The bourgeois family is famously lambasted in The Communist Manifesto, where Marx and collaborator Frederick Engels mock bourgeois pretensions and argue that the very conditions that had produced the bourgeois family were disappearing among proletarians.

Accordingly, the father’s role and power was diminished, opening up the opportunity for a different form of the family. Brown points to a number of references to women in Capital, Marx’s magnum opus and in his earlier draft material for Capital.

In particular, Marx discusses the way capitalists delighted in drawing women and children into factories because, as specially oppressed people, they could be paid less. However, Marx saw the dialectical aspects of this process.

As women became proletarians, they gained power in their private lives and moved out of the control of their fathers and male relatives. This process can be observed today in the international call centres that have been established in India.

Marx recognised all the pain and tribulations in this. The long hours and shift work undermined traditional family structures and caused suffering. However, women’s economic power led towards a more egalitarian form of the family with men.

When writing about the Preston strikes in 1853–54, Marx was uncritical of the strikers demand for a “family wage”, which implies women as dependent appendages of men. By the 1860s, however, he was arguing for equal status for women within the structures of the First International.

This reflected his general thinking about the equality of women. “From the beginning of the First International to the end of his life,” Brown writes, “Marx supported incorporating women in the workforce as equals.”

In 1858, Marx returned to the oppression of women in bourgeois families when he wrote about the case of an English aristocrat, Lady Bulwer-Lytton. After the breakdown of her marriage, she was declared insane at the instigation of her estranged husband.

As in his earlier ruminations about suicide, Marx is clearly describing the bourgeois family as a site of oppression of women.

After the heroic spirit shown by women in the 1871 Paris Commune, Marx demonstrated a keener appreciation of the demands of women. In France, the paternalistic ideas of the anarchist Pierre-Joseph Proudhon were still in evidence in the labour movement.

But, in opposition, Marx wrote in 1880 that “the emancipation of the productive class is that of all human beings without distinction of sex or race”.

Marx’s notebooks from the final years of his life contain some of the most interesting developments of his thought. After Marx’s death, Engels discovered these notes, especially those on Henry Morgan’s Ancient Society, the pioneering work of anthropology.

Using these, Engels produced The Origin of the Family, Private Property and the State, in which he argues that men and women had lived in equality in pre-class society.

Engels, taking Morgan at face value and going further, describes the rise of class society as bringing about the “world historic defeat of the female sex”.

Brown, however, finds a more nuanced appraisal of Morgan in Marx. Marx did not accept Morgan uncritically, he compared and contrasted him with other writers.

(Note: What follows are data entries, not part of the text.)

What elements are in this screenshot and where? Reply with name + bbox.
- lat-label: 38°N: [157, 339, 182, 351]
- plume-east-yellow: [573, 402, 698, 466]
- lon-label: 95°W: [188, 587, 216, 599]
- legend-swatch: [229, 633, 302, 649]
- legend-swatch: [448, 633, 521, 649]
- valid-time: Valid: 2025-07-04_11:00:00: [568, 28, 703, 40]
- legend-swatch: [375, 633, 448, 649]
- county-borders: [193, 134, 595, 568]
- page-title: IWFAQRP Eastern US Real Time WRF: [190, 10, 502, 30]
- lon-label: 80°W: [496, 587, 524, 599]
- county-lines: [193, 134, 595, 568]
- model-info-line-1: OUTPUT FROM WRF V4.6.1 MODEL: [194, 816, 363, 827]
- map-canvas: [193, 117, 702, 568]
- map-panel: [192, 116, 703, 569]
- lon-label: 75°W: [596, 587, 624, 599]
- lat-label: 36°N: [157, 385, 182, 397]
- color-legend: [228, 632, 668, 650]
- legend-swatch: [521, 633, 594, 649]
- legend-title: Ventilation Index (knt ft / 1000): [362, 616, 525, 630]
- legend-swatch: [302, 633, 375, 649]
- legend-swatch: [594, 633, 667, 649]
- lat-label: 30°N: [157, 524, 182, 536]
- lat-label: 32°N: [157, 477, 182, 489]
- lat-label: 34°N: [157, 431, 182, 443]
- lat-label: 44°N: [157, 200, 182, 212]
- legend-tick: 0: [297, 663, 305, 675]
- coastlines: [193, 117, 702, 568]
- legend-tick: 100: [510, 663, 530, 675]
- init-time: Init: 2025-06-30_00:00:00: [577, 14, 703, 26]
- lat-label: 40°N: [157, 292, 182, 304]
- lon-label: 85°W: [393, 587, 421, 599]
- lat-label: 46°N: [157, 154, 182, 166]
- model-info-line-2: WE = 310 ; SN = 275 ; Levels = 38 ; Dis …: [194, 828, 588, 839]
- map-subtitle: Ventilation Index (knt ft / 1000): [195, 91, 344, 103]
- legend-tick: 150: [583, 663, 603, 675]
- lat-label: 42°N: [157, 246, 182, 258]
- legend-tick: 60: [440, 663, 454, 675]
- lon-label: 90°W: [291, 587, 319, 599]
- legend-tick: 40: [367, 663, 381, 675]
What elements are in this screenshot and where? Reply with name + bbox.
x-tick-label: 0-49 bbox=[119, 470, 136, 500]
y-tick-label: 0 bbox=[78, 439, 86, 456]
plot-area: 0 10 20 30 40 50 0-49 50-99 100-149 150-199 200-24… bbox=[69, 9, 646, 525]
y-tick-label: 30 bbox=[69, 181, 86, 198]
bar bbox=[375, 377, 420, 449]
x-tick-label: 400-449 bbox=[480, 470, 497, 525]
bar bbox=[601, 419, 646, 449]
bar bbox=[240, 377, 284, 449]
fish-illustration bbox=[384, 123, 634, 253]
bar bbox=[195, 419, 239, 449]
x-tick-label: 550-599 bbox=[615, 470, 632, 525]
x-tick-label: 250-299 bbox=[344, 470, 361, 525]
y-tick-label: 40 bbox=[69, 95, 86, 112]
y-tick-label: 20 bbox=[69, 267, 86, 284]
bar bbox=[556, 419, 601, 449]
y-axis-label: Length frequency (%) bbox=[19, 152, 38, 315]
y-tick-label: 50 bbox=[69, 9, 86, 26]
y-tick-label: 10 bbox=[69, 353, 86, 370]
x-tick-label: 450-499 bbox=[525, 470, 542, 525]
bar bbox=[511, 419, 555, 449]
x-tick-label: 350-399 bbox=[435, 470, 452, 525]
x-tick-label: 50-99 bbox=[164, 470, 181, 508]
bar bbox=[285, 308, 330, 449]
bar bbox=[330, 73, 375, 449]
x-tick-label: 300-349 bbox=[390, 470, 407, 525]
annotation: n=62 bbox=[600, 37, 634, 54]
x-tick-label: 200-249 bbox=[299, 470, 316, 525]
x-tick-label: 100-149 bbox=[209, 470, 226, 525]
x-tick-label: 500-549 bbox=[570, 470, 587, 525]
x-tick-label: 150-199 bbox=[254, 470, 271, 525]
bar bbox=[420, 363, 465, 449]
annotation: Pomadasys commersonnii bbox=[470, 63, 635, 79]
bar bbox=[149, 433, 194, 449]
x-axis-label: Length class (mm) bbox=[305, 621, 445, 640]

Also, his underlining and emphases show that he was far less condescending towards women than Morgan. Brown says that Engels “provides a deterministic assessment of the beginning of class and gender-conflict”.

Engels emphasises the role of men’s need to transfer property rights to their children as central to the oppression of women. Brown says, on the other hand, that for Marx, women’s oppression involves far more than that.

Brown allows us all to read Marx with new eyes. This short, comprehensive handbook could provide the basis for a new wave of feminist engagement with Marxism. It is also a clarion call for all those regarding themselves as Marxists to re-evaluate their ideological conceptions.